Such were the determinations of De Coucy in the age of chivalry, and he was one more likely than most men to keep such determinations. They, however, like all resolutions, were of course modified by circumstances; and in the mean while, his squire, Hugo, rejoined him with the two varlets, who had been hired in Auvergne to lead his horses, but who were now fitted to make a figure in the train of so warlike a knight.

Still the prospect of his cold and vacant home, with no smile to give him welcome, and, as he well knew, nothing but poverty for his entertainment, sat somewhat heavily upon the young knight's heart. To lodge upon the battle plain, under a covering that scarce excluded the weather; to feed on the coarsest and most scanty food; to endure all perils and privations, for chivalry's, religion's, or his country's sake, was nothing to the bold and hardy soldier, whose task and pride it was so to suffer: but, for the châtelain, De Coucy, to return to the castle where his fathers had lived in splendour,--to the bowers and halls where his infancy had been nursed with tenderness,--and to find all empty and desolate; the wealth and magnificence wasted in the thousand fruitless enterprises of the crusades, and the loved and familiar laid low in the melancholy dwellings of the gone, was bitter, sadly bitter, even for a young, light heart, and unquenchable spirit like his.

One of his ancestors, who, in the reign of Henry the First, had founded the younger branch of the De Coucy's, of which he was now the sole representative, had done important services to the crown, and had been rewarded by the hand of Aleonore de Magny, on the Seine, heiress of the last terre libre, or free land, in France; and this his race had maintained, in its original freedom, against all the surrounding barons, and even against the repeated efforts of every successive king, who, on all occasions, attempted to exact homage by force, or to win it by policy. His father, indeed, before taking the cross, which he did at the persuasion of Louis the Seventh, had put his lands under the protection of the king, who, on his part, promised to guard its inviolability against all and every one; and acknowledged by charter under his hand and seal, that it was free and independent of the crown.

The manoir, or castel, of every baron of the time, was always a building of more or less strength; but it is to be supposed, of course, that the château attached to lands in continual dispute, was fortified with an additional degree of precaution and care. Nor was this wanting in the château of De Coucy Magny, as it was called: wall, and battlement, tower, turret, and bartizan, overhung every angle of the hill on which it was placed, and rendered it almost impregnable, according to the mode of warfare of those days.
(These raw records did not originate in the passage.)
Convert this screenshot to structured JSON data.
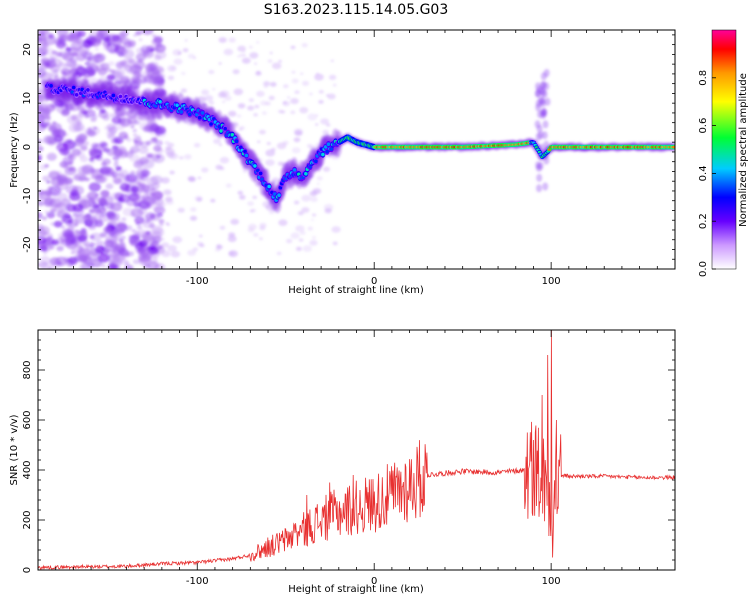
{
  "title": "S163.2023.115.14.05.G03",
  "colors": {
    "snr_line": "#e83030",
    "spec_blob": "#8a2be2"
  },
  "chart_data": [
    {
      "type": "heatmap",
      "name": "spectrogram",
      "xlabel": "Height of straight line (km)",
      "ylabel": "Frequency (Hz)",
      "xlim": [
        -190,
        170
      ],
      "ylim": [
        -25,
        24
      ],
      "x_ticks": [
        -100,
        0,
        100
      ],
      "y_ticks": [
        -20,
        -10,
        0,
        10,
        20
      ],
      "ridge": {
        "x": [
          -180,
          -160,
          -140,
          -125,
          -110,
          -100,
          -90,
          -80,
          -70,
          -60,
          -55,
          -50,
          -45,
          -40,
          -35,
          -30,
          -25,
          -20,
          -15,
          -10,
          -5,
          0,
          20,
          50,
          80,
          90,
          95,
          98,
          100,
          120,
          150,
          170
        ],
        "y": [
          12,
          11,
          10,
          9,
          8,
          7,
          5,
          2,
          -3,
          -8,
          -11,
          -6,
          -5,
          -6,
          -3,
          -1,
          0,
          1,
          2,
          1,
          0.5,
          0,
          0,
          0,
          0.5,
          1,
          -2,
          -1,
          0,
          0,
          0,
          0
        ]
      },
      "colorbar": {
        "label": "Normalized spectral amplitude",
        "range": [
          0,
          1
        ],
        "ticks": [
          "0.0",
          "0.2",
          "0.4",
          "0.6",
          "0.8"
        ],
        "stops": [
          {
            "offset": 0.0,
            "color": "#ffffff"
          },
          {
            "offset": 0.1,
            "color": "#cc99ff"
          },
          {
            "offset": 0.2,
            "color": "#6600ff"
          },
          {
            "offset": 0.3,
            "color": "#0000ff"
          },
          {
            "offset": 0.42,
            "color": "#00ccff"
          },
          {
            "offset": 0.55,
            "color": "#00ff33"
          },
          {
            "offset": 0.7,
            "color": "#ffff00"
          },
          {
            "offset": 0.82,
            "color": "#ff9900"
          },
          {
            "offset": 0.92,
            "color": "#ff0000"
          },
          {
            "offset": 1.0,
            "color": "#ff0099"
          }
        ]
      }
    },
    {
      "type": "line",
      "name": "snr",
      "xlabel": "Height of straight line (km)",
      "ylabel": "SNR (10 * v/v)",
      "xlim": [
        -190,
        170
      ],
      "ylim": [
        0,
        960
      ],
      "x_ticks": [
        -100,
        0,
        100
      ],
      "y_ticks": [
        0,
        200,
        400,
        600,
        800
      ],
      "envelope": {
        "x": [
          -190,
          -140,
          -120,
          -100,
          -80,
          -70,
          -60,
          -50,
          -40,
          -30,
          -20,
          -10,
          0,
          10,
          20,
          30,
          50,
          70,
          85,
          90,
          95,
          98,
          100,
          102,
          105,
          110,
          130,
          150,
          170
        ],
        "y": [
          10,
          15,
          25,
          30,
          45,
          60,
          90,
          120,
          160,
          200,
          230,
          250,
          270,
          300,
          340,
          380,
          395,
          390,
          400,
          420,
          380,
          300,
          350,
          300,
          380,
          375,
          375,
          370,
          370
        ]
      },
      "spikes": {
        "x": [
          -60,
          -45,
          -38,
          -25,
          -12,
          90,
          95,
          98,
          100,
          101,
          103
        ],
        "y": [
          130,
          180,
          300,
          350,
          380,
          520,
          700,
          860,
          960,
          50,
          600
        ]
      }
    }
  ]
}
When De Coucy had left it, with his father's men-at-arms, though age had blackened it, not one stone was less in the castle-walls,--not a weed was on the battlements; and even the green ivy, that true parasite which sucks the vital strength of that which supports it, was carefully removed from the masonry.

But, oh! how fast decay speeds on, even by the neglect of ten short years! When De Coucy returned, the evening sun was setting behind the hill on which the castle stood; and, as he led his scanty band of horsemen up the winding and difficult path, he could see, by the rough, uneven outline of the dark mass before him, what ravages time had already made. High above the rest, the donjon, which used to seem proud of its square regularity, now towered with one entire angle of its battlements given way, and with many a bush and shrub waving its long feathery foliage from window and from loophole; while the neglected state of the road, and even the tameness of the wild animals in the woods near the château; the hares and the deer, which stood and gazed with their large round eyes for many moments at De Coucy and his followers before they started away, told, with a sad moral, that man was seldom seen there.
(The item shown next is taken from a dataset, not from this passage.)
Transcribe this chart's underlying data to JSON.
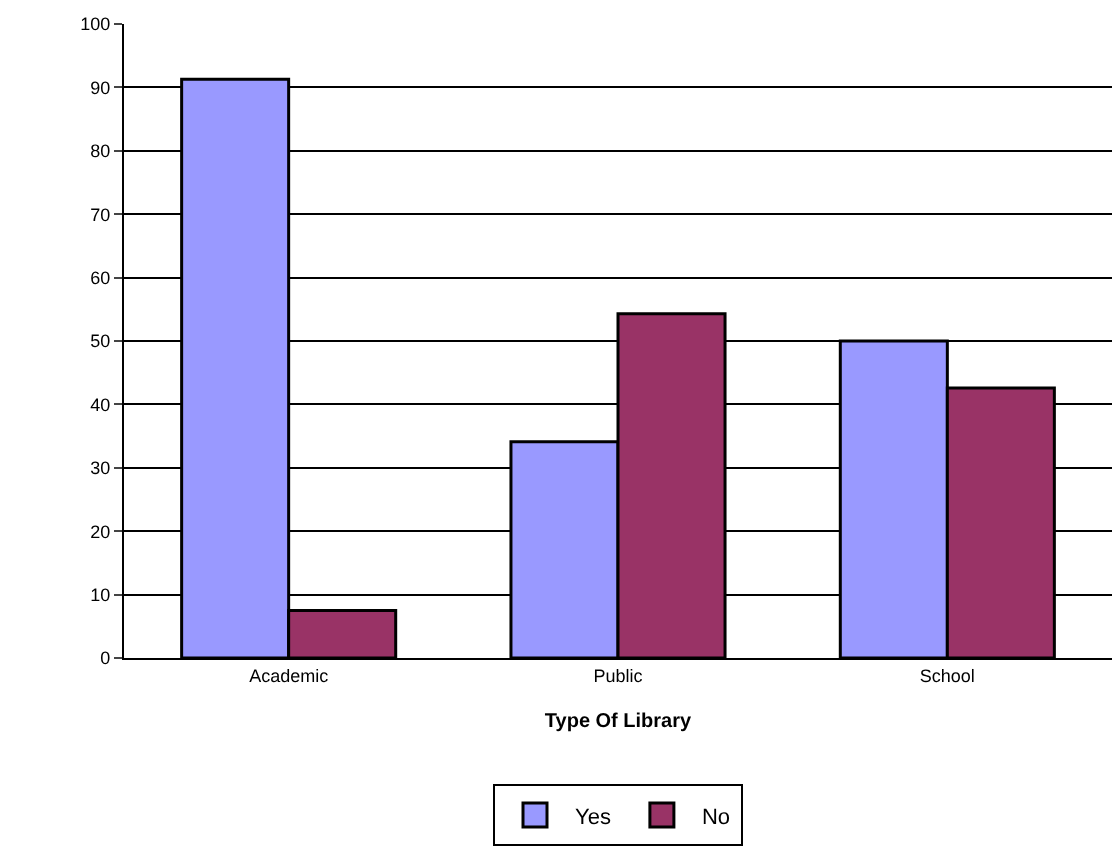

De Coucy sighed as he rode on; and, stopping at the gates of the barbican, which, thickly plated and studded with iron, opposed all entrance, wound a long blast upon his horn. A moment after, the noise of bolts and bars was heard, as if the doors were about to be thrown open; but then again came the sound of an old man's voice, exclaiming in a tone of querulous anger--"Hold, hold! Villain Calord! Will you give up the castle to the cotereaux? Hold, I say! or I will break thy pate! I saw them from the beffroy. They are a band of cotereaux. Go round to the serfs' sheds, and bid them come and take their bows to the walls. Up you, and ring the bancloche, that we may have the soldiers from Magny!"

"Onfroy! Onfroy!" shouted De Coucy. "Open your gates! 'Tis I, Guy de Coucy!"

"Your voice I know not!" roared the old man in reply. "My young lord had a soft, sweet voice; and yours is as deep as a bell. I know not your voice, fair sir.--Man the walls, I say, Calord! 'Tis all a trick," he continued, speaking to his companion. "Sound the bancloche!"

"If you know not my voice," cried De Coucy, "surely you should know the blast I have sounded on my horn!"